I've been suffering from generalised anxiety disorder (GAD), parented by health anxiety, for a few years now. Oh the irony, right? Well all I can say is that doctors get colds too! On a serious note, however, this controls my life, or at least a decent chunk of it before it goes into 'remission'. My health anxiety is the worst. I don't so much freak out over bodily sensations or the odd pimple, rather it's the fear of what isn't causing me symptoms that could be harming me that drives me crazy. The unknown is a terrifying place to be for the HA sufferer. I'll often talk myself into getting tested for things, even if there's a complete absence of rationale behind getting it done. Ring any bells? Borderlining diabetes can show no symptoms. I confirm this from various sources and so therefore believe that I should be tested, because I might have it. No one has proved I don't have it after all - I get tired at times when I normally shouldn't, and drink too much Pepsi - so it's a possibility, no, a likelihood! Now, being someone who understands mental health from a theoretical viewpoint, it doesn't spare me the utter irrationality I possess as a result of my anxiety, and believe me I know it's irrational, but don't we all? I know it's stupid, and I confirm it to myself, but it's an addiction. Just because you know you have a headache doesn't stop it from hurting.
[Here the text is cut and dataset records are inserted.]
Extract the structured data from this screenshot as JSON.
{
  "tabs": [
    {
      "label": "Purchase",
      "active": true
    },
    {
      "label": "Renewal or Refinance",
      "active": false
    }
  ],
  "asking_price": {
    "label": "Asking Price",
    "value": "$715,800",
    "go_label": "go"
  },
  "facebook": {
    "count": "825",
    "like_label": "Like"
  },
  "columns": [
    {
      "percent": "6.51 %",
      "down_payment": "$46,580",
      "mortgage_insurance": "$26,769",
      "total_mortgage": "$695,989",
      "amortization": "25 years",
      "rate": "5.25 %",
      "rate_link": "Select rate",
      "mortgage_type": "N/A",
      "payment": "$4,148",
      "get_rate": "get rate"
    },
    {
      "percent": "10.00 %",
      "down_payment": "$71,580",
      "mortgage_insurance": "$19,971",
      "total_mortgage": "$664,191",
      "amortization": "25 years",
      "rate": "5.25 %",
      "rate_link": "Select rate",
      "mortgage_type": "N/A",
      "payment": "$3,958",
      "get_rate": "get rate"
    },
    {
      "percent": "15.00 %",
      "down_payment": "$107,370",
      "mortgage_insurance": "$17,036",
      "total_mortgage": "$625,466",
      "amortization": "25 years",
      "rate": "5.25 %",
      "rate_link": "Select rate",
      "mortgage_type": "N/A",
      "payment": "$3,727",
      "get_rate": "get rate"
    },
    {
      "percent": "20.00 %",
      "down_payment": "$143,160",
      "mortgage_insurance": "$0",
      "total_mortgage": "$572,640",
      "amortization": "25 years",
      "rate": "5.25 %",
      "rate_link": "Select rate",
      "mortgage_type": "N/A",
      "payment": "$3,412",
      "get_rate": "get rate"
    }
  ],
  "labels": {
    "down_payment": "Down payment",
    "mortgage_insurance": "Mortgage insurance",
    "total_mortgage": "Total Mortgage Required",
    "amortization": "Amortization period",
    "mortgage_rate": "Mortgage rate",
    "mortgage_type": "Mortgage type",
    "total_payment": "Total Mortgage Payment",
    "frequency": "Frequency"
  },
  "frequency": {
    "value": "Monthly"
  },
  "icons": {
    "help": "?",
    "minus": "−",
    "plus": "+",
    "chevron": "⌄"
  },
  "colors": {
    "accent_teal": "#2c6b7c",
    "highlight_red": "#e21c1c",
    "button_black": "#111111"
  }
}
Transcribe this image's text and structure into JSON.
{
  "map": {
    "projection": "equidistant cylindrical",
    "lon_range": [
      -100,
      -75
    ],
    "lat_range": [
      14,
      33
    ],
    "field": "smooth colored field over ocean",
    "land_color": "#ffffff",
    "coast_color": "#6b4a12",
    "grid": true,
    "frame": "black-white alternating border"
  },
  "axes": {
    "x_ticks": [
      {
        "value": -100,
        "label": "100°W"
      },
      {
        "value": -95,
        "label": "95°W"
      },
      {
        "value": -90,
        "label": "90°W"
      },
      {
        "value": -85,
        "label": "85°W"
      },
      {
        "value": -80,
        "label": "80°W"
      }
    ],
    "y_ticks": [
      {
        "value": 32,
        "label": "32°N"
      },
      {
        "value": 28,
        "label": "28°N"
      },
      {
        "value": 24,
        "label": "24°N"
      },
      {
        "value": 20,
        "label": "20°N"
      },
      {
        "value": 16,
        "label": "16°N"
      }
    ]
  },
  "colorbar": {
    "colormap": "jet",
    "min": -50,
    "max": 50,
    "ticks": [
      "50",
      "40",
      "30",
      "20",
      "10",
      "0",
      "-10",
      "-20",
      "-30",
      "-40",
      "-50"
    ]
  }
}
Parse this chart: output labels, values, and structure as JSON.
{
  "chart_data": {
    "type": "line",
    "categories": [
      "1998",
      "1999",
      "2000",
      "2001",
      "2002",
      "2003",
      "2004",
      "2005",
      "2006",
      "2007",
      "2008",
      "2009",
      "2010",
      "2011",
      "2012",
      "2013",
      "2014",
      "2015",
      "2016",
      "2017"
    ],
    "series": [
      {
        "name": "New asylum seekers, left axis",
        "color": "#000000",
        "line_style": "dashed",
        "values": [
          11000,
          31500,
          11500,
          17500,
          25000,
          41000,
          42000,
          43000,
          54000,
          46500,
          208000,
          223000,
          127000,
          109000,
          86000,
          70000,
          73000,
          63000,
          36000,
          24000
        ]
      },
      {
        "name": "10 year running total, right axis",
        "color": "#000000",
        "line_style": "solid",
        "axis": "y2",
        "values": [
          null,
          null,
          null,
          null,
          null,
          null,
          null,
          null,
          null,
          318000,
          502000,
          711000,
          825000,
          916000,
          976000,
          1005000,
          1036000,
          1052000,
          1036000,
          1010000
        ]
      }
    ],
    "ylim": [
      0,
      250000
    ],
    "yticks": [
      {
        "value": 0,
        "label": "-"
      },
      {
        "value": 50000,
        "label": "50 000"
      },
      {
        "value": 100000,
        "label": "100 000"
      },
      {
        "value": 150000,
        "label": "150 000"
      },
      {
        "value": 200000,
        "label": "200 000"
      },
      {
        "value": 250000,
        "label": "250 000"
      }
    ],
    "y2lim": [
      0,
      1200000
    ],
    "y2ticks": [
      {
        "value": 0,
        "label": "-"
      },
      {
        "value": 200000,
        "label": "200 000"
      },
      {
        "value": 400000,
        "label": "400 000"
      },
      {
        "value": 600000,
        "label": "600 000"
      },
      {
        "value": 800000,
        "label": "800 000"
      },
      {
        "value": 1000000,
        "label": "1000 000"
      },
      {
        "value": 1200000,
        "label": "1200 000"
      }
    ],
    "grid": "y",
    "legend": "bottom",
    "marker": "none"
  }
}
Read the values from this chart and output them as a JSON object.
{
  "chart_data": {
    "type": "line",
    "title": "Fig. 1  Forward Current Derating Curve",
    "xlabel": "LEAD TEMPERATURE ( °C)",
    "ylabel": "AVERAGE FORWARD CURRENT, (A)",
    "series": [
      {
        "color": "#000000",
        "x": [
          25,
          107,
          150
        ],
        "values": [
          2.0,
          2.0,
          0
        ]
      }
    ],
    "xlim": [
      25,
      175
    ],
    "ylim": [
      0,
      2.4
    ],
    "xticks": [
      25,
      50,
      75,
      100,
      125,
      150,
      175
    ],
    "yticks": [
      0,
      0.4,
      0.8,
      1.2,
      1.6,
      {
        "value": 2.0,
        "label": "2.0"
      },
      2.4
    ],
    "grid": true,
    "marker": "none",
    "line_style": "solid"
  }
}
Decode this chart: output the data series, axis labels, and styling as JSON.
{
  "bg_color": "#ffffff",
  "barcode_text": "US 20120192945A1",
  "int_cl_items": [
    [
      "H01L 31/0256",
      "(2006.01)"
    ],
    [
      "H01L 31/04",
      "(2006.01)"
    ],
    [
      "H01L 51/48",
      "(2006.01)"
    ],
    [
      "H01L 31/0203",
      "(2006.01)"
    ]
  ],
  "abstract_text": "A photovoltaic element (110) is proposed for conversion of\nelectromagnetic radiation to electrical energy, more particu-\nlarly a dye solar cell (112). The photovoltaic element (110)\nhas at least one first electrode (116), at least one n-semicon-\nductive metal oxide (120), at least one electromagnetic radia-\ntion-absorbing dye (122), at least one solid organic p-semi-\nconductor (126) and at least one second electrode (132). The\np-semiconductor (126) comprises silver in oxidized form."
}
I've spoken to anxiety sufferers, particularly those with OCD. It amazed me to hear from so many sufferers that they choose to live with it, but why? Because of the stigma and desensitisation attached to our condition --' Everyone has their quirks and gets depressed at times', they'd say. But these people coped with their struggles for months and years, without help. One day, I asked an OCD sufferer why they only seeked help 2 yrs later. He simply said 'because I became sick and tired of being sick and tired. Sick and tired I lived with, but not this'.
I have become sick and tired of being sick and tired now. So I very reluctantly procured myself some SSRIs from the doctor, which I hate. Does anyone have that feeling when they wake up, initially contented, but then realises that you can't be happy today because you know the anxiety will kick in at some point, so therefore shouldn't even bother to try being happy? I do. I lived like this for years. It becomes an acceptable habit, a way of life. Lived in perpetual fear of the anxiety itself. Then I found myself getting angry. Angry at the thing holding me back. I soon stopped caring about my condition, but rather grew tired of being so sick and tired, and that's what I am.
I've read a few of your threads. Getting treatment early is good. But for those who read these forums, and feel they can't get help, well I have a personal message for you. Your fears will one day go. But you'd have wasted years of your life before you became sick and tired of being sick and tired. And when that happens, you'll almost involuntarily get the help you always needed.